# Going to Amarone country



## tonyt (Jul 24, 2015)

I know I've been on the side for a while now. Still making wine but really busy at work, when I do most of my posting. 

I am going to Milan for work/play. illy Cafe (the primary coffee/espresso we distribute) is a major corporate sponsor of Expo 2015 in Milan this summer. So my wife and I are going to spend two days at the Expo and a couple days in Milan. One of the days I am planning to take a private tour of a couple Amarone wineries in The Venito near Verona. Just a day trip there and back with a lunch in between the wineries. Suggestions on private ture companies and more importantly suggestions of a couple small wineries. I'm not at all interestead in Masi, Zonin, Alligrini or any of the big guys. I want up close and personal.


----------



## sour_grapes (Jul 24, 2015)

Wish I could help you out.
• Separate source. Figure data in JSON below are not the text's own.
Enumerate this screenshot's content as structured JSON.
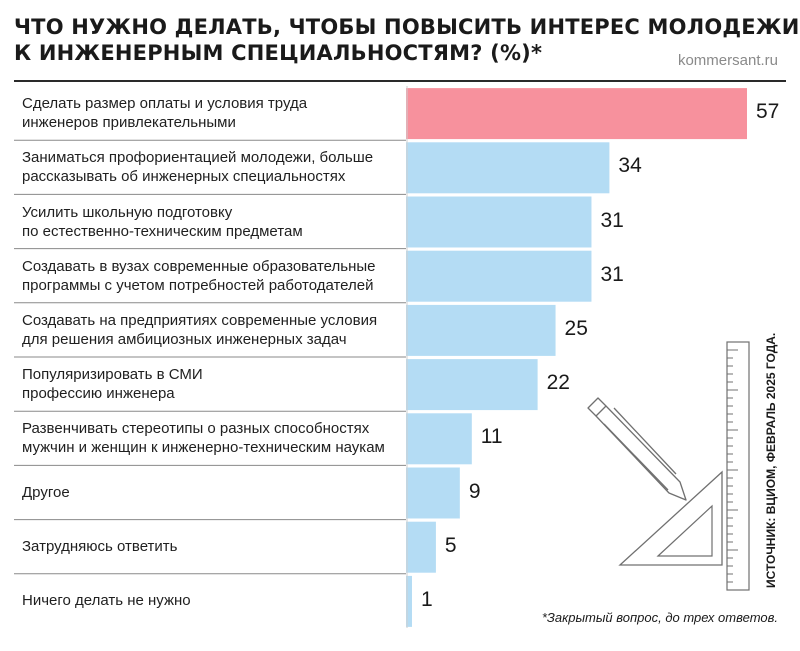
{
  "header": {
    "title_lines": [
      "ЧТО НУЖНО ДЕЛАТЬ, ЧТОБЫ ПОВЫСИТЬ ИНТЕРЕС МОЛОДЕЖИ",
      "К ИНЖЕНЕРНЫМ СПЕЦИАЛЬНОСТЯМ? (%)*"
    ],
    "brand": "kommersant.ru"
  },
  "source_note": "ИСТОЧНИК: ВЦИОМ, ФЕВРАЛЬ 2025 ГОДА.",
  "footnote": "*Закрытый вопрос, до трех ответов.",
  "colors": {
    "highlight": "#f7919d",
    "bar": "#b4dcf4",
    "separator": "#8a8a8a",
    "drawing": "#707070"
  },
  "icons": [
    "pencil-icon",
    "set-square-icon",
    "ruler-icon"
  ],
  "chart_data": {
    "type": "bar",
    "orientation": "horizontal",
    "categories": [
      [
        "Сделать размер оплаты и условия труда",
        "инженеров привлекательными"
      ],
      [
        "Заниматься профориентацией молодежи, больше",
        "рассказывать об инженерных специальностях"
      ],
      [
        "Усилить школьную подготовку",
        "по естественно-техническим предметам"
      ],
      [
        "Создавать в вузах современные образовательные",
        "программы с учетом потребностей работодателей"
      ],
      [
        "Создавать на предприятиях современные условия",
        "для решения амбициозных инженерных задач"
      ],
      [
        "Популяризировать в СМИ",
        "профессию инженера"
      ],
      [
        "Развенчивать стереотипы о разных способностях",
        "мужчин и женщин к инженерно-техническим наукам"
      ],
      [
        "Другое"
      ],
      [
        "Затрудняюсь ответить"
      ],
      [
        "Ничего делать не нужно"
      ]
    ],
    "values": [
      57,
      34,
      31,
      31,
      25,
      22,
      11,
      9,
      5,
      1
    ],
    "highlight_index": 0,
    "xlim": [
      0,
      57
    ],
    "grid": false,
    "legend": "none"
  }
}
BOY DO I WISH I COULD HELP YOU OUT!!!   Have a fantastic trip.


----------



## ibglowin (Jul 24, 2015)

Jealous!!!!!!!!!!


----------



## JohnT (Jul 29, 2015)

WOW! Envy is wrong so I will just say... if not me, I am glad it's you... 

I will also remind you of our rule here.. pictures or it did not happen...


----------



## roger80465 (Jul 29, 2015)

Tony, I don't know if you are former military, but when we went to the area to visit our daughter (who was military family), the military offered many great tours using locals as tour guides. May be worth checking out if it applies. I, too, am really jealous. I would love to go back.


----------



## tonyt (Jul 29, 2015)

JohnT said:


> WOW! Envy is wrong so I will just say... if not me, I am glad it's you...
> 
> I will also remind you of our rule here.. pictures or it did not happen...
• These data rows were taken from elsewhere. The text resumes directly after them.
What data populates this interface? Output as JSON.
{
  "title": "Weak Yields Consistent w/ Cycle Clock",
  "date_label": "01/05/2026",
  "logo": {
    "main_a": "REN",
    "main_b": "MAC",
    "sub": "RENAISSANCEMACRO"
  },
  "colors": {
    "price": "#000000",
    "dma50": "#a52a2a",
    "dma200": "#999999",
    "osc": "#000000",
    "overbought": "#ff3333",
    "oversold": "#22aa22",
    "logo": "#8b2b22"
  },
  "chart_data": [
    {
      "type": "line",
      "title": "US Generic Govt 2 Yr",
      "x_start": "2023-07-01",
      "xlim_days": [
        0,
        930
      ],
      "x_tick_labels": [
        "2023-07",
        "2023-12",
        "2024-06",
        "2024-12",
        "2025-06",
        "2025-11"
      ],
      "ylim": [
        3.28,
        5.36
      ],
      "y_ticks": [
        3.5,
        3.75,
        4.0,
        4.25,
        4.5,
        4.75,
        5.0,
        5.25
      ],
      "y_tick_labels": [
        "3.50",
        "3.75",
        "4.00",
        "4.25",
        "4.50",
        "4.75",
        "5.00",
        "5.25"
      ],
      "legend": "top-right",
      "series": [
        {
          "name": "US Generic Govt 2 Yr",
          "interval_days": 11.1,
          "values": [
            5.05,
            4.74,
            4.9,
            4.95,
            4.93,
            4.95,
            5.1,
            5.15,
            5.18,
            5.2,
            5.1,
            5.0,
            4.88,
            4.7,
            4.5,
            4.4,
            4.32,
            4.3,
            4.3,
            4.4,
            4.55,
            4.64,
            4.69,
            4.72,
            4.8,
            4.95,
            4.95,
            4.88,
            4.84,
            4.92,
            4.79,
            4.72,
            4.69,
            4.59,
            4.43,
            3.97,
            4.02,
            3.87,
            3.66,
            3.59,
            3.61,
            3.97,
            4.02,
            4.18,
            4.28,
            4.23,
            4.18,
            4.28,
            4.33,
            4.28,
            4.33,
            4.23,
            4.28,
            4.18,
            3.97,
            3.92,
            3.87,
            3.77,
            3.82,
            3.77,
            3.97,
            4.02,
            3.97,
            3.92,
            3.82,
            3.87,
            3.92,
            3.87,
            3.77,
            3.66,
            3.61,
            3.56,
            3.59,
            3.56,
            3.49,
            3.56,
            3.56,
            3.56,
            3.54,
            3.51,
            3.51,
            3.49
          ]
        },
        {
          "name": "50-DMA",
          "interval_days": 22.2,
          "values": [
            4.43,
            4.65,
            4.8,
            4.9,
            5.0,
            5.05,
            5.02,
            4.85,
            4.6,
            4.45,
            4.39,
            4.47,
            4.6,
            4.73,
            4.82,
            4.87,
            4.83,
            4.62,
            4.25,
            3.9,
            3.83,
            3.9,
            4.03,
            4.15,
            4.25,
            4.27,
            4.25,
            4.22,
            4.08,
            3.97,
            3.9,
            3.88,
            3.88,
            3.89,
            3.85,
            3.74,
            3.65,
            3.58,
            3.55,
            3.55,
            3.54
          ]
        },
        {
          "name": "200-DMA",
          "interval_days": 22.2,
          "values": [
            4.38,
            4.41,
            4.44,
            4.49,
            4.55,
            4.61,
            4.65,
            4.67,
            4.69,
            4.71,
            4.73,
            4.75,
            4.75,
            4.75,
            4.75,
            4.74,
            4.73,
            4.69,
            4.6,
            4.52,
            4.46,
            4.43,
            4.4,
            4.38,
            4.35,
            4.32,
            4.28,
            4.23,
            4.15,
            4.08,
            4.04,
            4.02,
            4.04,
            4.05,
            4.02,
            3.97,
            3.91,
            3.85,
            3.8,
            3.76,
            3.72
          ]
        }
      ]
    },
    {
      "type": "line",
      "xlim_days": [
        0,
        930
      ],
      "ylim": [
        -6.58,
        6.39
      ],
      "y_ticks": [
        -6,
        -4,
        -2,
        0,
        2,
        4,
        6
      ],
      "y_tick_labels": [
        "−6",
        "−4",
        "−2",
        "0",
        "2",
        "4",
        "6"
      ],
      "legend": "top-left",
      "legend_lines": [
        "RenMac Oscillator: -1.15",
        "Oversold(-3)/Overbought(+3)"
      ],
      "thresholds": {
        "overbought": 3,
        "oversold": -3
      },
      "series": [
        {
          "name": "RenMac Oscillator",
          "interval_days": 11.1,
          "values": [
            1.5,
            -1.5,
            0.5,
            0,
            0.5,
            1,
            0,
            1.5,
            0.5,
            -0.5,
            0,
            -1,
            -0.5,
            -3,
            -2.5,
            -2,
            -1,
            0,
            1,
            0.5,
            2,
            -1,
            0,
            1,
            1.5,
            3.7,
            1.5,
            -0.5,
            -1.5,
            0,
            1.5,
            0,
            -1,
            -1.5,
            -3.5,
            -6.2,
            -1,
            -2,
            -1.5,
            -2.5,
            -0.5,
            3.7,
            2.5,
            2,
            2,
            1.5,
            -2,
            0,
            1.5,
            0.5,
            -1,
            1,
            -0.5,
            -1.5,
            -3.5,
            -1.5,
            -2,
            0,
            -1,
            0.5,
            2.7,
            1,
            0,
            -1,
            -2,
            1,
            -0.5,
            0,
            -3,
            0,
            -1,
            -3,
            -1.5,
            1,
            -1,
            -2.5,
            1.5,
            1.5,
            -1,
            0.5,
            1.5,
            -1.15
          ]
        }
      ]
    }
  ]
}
Thanks, don't worry about pictures. The only question that brings up is if I need a 32G or 64G Micro SD card to store pictures on my phone? Not really, I'm only getting the 64 because I can't find a 128! Hahaha


----------



## ibglowin (Jul 29, 2015)

Take 2 of the 64 just in case!


----------



## tonyt (Jul 29, 2015)

roger80465 said:


> Tony, I don't know if you are former military, but when we went to the area to visit our daughter (who was military family), the military offered many great tours using locals as tour guides. May be worth checking out if it applies. I, too, am really jealous. I would love to go back.
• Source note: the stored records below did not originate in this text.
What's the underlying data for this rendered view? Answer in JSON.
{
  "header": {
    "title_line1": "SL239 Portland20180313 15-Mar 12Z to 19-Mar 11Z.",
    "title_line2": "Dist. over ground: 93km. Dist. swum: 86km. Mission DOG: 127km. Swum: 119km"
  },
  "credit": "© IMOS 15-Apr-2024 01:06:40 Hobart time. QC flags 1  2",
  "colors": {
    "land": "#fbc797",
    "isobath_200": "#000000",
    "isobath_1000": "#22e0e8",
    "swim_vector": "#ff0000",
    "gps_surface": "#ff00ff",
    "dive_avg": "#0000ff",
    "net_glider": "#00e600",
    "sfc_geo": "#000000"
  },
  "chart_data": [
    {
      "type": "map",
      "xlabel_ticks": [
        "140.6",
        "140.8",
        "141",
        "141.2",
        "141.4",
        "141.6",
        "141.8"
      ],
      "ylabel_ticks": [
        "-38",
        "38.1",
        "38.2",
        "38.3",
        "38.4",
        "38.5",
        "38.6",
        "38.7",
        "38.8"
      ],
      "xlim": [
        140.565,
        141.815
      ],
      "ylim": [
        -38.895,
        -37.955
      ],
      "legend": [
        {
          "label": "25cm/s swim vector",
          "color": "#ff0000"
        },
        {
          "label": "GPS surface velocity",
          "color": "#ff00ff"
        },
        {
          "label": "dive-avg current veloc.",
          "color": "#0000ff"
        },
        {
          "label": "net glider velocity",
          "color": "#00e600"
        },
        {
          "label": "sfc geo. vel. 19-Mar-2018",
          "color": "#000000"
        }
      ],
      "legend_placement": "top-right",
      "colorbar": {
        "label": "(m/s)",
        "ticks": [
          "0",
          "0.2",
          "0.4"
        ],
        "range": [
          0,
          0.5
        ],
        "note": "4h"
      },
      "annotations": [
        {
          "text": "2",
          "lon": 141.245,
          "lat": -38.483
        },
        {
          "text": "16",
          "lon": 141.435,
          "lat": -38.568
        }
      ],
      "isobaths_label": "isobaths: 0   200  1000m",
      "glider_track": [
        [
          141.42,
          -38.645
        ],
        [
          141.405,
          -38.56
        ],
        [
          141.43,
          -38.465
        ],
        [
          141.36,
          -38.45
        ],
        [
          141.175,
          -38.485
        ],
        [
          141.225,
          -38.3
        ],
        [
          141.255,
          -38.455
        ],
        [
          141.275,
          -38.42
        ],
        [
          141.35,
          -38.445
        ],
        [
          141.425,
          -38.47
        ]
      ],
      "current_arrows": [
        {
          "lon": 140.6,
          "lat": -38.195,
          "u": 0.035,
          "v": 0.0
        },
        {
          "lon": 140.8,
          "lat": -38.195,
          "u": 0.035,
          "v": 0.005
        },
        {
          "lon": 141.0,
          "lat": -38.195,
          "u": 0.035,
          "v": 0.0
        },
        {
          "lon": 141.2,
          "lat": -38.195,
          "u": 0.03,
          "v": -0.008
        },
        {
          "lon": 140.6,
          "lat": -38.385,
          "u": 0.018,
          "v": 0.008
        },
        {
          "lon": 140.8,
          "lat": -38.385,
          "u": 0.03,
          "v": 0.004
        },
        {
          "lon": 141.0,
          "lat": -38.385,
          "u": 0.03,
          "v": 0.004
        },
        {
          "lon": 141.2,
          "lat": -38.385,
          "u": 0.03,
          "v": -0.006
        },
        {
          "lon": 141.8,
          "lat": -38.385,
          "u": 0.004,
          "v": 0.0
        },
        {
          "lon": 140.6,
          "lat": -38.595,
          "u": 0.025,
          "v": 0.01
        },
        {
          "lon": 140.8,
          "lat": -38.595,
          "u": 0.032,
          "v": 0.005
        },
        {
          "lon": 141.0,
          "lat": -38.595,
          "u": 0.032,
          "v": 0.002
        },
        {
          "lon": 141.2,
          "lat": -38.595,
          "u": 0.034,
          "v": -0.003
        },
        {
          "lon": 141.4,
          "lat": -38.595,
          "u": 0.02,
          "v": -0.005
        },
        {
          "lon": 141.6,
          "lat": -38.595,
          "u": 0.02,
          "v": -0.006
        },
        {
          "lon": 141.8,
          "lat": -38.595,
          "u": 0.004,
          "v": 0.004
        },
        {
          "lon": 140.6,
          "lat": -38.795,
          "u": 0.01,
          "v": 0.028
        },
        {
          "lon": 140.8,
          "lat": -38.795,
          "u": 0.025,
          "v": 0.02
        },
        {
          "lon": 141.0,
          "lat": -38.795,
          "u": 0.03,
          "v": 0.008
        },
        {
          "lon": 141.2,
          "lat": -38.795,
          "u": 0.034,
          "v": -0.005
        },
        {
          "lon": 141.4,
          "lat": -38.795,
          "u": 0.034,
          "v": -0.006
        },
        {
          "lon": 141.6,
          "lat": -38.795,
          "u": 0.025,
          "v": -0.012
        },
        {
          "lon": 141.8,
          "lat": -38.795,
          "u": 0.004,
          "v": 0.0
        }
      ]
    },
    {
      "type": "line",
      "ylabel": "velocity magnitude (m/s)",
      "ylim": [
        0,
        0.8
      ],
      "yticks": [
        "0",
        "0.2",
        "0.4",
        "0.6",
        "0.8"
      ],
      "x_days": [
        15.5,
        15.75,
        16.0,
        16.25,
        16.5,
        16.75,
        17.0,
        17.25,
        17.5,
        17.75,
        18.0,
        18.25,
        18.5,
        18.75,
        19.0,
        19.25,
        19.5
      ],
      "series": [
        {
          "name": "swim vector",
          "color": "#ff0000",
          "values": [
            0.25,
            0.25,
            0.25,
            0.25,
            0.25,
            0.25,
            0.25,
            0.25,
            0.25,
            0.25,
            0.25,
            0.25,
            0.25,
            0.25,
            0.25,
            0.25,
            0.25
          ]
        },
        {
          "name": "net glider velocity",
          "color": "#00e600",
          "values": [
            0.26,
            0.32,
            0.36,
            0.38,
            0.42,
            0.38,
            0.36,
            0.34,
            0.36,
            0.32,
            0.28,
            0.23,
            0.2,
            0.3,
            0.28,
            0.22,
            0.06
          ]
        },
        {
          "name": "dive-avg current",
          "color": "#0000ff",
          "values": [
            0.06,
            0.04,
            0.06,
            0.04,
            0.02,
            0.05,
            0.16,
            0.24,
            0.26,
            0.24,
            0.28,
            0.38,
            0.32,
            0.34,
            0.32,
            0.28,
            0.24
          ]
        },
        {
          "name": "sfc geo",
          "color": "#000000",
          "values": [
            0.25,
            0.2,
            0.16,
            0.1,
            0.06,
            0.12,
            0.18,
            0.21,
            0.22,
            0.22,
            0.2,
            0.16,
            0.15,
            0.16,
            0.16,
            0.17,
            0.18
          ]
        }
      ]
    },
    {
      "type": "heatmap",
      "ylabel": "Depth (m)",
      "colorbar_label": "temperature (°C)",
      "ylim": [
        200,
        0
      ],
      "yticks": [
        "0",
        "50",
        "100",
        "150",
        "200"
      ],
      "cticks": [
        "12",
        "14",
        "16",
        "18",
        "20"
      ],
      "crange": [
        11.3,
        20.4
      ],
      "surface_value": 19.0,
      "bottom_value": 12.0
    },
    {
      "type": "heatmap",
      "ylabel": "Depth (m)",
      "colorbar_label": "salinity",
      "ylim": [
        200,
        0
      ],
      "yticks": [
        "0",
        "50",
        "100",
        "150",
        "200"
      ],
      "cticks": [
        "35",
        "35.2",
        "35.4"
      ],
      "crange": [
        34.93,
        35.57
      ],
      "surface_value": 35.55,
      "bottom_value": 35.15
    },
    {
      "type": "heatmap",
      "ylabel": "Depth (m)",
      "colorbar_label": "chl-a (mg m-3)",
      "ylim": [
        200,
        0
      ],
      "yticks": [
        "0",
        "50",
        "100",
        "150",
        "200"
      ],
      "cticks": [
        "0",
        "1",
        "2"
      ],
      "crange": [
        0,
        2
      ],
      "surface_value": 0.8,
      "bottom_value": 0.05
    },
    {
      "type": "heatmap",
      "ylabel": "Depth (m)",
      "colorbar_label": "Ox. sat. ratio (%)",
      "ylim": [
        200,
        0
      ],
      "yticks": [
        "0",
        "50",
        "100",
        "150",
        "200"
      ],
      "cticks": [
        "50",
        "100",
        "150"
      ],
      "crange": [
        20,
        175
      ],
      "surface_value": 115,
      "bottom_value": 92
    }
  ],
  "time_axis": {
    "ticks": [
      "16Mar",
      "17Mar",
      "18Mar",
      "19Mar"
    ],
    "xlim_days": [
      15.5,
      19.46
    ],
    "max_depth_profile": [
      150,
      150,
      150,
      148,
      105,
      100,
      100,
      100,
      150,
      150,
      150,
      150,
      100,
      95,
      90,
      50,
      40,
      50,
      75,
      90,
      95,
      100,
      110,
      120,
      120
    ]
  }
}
Not military but I have engaged someone from a company of loosely connected local wine enthusiastic as guide and driver. I'm pumped.


----------



## A2 (Jul 29, 2015)

tonyt said:


> I know I've been on the side for a while now. Still making wine but really busy at work, when I do most of my posting.
> 
> I am going to Milan for work/play. illy Cafe (the primary coffee/espresso we distribute) is a major corporate sponsor of Expo 2015 in Milan this summer. So my wife and I are going to spend two days at the Expo and a couple days in Milan. One of the days I am planning to take a private tour of a couple Amarone wineries in The Venito near Verona. Just a day trip there and back with a lunch in between the wineries. Suggestions on private ture companies and more importantly suggestions of a couple small wineries. I'm not at all interestead in Masi, Zonin, Alligrini or any of the big guys. I want up close and personal.



Illy is one of my favorite brands and one of the only found in stores I will buy. Otherwise I go local. 

Too cool!


----------



## Boatboy24 (Jul 29, 2015)

No suggestions. Sadly, I've not been (yet). Have a great time!


----------



## joeswine (Jul 29, 2015)

*Amarone trip*

SEE IF YOU CAN FIND A  WINER NAMED TOMASSI,EXCELLENT AMARONE OR SANTI AMARONE.


----------



## Boatboy24 (Jul 29, 2015)

joeswine said:


> SEE IF YOU CAN FIND A  WINER NAMED TOMASSI,EXCELLENT AMARONE OR SANTI AMARONE.



Great Valpolicella Ripasso too!


----------



## tonyt (Aug 15, 2015)

Thanks Joe, that's one of my faves too.


----------



## tonyt (Sep 21, 2015)

Ciao from EXPO Milano. 1000 Italian wines to taste. I may have to be here a while.


----------



## Boatboy24 (Sep 21, 2015)

tonyt said:


> 1000 Italian wines to taste.



That might take a few hours...


----------



## JohnT (Sep 22, 2015)

Noble TonyT accepts the 1000 Italian Wine Challenge!!!


----------



## berrycrush (Sep 22, 2015)

The Expo Italian Wine Pavilion is very cool. We were there in August. Enjoy!


----------



## tonyt (Sep 22, 2015)

August, ouch. It was only 68 degrees today at Expo. Tomorrow The Veneto Valley and Verona.


----------